Parker’s 45th birthday lands with a built-in reminder of how quickly a rural edge of Douglas County became one of its defining municipalities. The town now counts 72,147 residents, but its incorporation began with fewer than 300 people living in a one-square-mile area centered on Rowley Downs, downtown Parker, Parker Square and Parker Plaza.
What pushed the community toward townhood was not ambition so much as necessity. In the 1970s, the area around today’s downtown still lacked the basics that make a place feel settled: an unstable water system, poor fire protection, limited law enforcement, unpaved roads and little phone service. Some residents depended on private security and citizen patrols. That patchwork of fixes helped persuade the Incorporation Group, made up of longtime residents and newer arrivals, that Parker needed formal government if it was going to secure reliable services and local control.

The vote came on Feb. 24, 1981, and it was close.

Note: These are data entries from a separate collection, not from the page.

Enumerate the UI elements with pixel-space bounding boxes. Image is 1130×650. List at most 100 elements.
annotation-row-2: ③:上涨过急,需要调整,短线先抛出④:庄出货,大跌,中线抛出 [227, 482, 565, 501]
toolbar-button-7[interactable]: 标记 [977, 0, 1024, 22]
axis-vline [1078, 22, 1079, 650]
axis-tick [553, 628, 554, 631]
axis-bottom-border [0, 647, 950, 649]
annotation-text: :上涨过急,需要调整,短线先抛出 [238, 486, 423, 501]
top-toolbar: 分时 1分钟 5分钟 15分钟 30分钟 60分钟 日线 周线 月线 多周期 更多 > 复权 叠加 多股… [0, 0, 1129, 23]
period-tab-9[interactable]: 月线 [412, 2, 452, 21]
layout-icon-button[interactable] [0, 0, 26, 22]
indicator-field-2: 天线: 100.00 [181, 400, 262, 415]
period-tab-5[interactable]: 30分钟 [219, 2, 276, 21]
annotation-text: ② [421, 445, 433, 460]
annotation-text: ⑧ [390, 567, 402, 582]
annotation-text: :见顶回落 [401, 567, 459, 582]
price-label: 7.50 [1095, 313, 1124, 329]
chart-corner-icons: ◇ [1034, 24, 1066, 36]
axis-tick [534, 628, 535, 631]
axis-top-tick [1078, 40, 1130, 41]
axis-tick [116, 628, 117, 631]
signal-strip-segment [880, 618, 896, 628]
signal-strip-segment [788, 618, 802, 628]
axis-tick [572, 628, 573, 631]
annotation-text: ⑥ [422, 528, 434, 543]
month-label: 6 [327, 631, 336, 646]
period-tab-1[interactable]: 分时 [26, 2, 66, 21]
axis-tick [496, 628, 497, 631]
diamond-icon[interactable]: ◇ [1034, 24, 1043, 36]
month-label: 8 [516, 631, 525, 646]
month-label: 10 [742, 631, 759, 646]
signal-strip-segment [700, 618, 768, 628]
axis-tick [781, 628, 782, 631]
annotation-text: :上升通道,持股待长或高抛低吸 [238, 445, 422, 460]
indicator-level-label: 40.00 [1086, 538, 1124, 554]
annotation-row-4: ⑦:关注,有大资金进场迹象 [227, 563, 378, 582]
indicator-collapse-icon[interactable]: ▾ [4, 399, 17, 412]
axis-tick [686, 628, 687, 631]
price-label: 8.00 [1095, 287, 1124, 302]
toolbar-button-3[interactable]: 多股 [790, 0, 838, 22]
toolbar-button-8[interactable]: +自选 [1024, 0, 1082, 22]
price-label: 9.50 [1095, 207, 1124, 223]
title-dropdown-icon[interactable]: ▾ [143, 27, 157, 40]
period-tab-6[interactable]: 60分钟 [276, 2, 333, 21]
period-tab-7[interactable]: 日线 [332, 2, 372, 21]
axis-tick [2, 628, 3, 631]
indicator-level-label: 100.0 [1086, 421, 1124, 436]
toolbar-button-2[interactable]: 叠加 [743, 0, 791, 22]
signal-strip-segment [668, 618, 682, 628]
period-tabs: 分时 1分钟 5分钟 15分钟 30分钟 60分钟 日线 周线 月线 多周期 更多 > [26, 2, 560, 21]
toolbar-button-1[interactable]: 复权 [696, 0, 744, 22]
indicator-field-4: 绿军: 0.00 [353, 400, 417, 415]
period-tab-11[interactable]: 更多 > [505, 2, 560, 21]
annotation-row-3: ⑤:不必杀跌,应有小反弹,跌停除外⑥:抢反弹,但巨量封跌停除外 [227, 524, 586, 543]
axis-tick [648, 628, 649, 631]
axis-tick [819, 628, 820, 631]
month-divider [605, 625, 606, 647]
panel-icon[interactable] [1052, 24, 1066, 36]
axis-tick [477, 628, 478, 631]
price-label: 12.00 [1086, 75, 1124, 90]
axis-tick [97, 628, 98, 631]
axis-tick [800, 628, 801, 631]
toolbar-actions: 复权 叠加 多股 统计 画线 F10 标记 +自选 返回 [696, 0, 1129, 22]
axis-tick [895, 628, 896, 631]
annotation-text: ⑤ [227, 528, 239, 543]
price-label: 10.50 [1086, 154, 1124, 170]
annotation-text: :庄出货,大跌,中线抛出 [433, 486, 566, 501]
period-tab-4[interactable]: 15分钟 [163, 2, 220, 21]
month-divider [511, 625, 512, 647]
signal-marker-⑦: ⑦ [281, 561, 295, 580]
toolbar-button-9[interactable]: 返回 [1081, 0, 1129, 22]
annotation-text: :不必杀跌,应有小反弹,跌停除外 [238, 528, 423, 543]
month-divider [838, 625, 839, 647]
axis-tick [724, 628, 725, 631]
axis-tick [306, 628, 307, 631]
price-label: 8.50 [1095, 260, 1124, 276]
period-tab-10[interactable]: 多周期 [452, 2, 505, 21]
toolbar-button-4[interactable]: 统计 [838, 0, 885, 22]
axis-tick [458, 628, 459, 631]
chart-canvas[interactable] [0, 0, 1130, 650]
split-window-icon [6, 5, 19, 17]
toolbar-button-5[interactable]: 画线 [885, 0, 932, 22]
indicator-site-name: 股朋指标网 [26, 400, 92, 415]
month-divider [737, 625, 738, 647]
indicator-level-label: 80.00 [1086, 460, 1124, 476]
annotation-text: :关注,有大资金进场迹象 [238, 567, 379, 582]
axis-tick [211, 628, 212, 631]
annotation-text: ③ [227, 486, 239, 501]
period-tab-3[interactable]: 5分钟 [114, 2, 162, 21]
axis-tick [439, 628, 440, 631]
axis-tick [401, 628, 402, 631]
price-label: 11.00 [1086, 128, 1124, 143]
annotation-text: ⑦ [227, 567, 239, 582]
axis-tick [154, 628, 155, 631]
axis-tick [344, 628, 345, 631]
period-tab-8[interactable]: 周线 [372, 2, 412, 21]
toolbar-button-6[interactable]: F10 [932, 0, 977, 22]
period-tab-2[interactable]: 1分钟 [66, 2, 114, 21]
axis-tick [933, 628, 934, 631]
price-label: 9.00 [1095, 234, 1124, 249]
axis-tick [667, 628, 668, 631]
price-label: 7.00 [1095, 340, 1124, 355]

Voters approved incorporation by 48 to 38, opening the door to a second election on May 5, 1981. In that contest, residents chose Dean Salisbury as Parker’s first mayor and elected six trustees, now called councilmembers. Soon after, the new town adopted zoning and subdivision ordinances, a sign that Parker’s leaders were moving fast to put rules in place for a place that was already changing.
That early move from settlement to municipality still shapes Parker’s identity. The town now covers about 22.4 square miles, far beyond the compact incorporated footprint that started it all. Its 2026 birthday post linked the anniversary to Colorado Historic Preservation Month and to the coming United States 250th and Colorado 150th milestone years, placing Parker’s local story inside a larger calendar of commemoration.
The town’s own history reaches even farther back, to the Pine Grove Post Office established around 1862 and the 20 Mile House way station that served travelers south of Denver. That frontier past helps explain why Parker has long sat at a crossroads. The 1981 vote transformed that crossroads into a town with a council, land-use rules and the civic structure needed for growth. What remains is the same question that has followed Parker’s expansion: how to hold onto the community spirit of a small settlement while living as a major Douglas County municipality.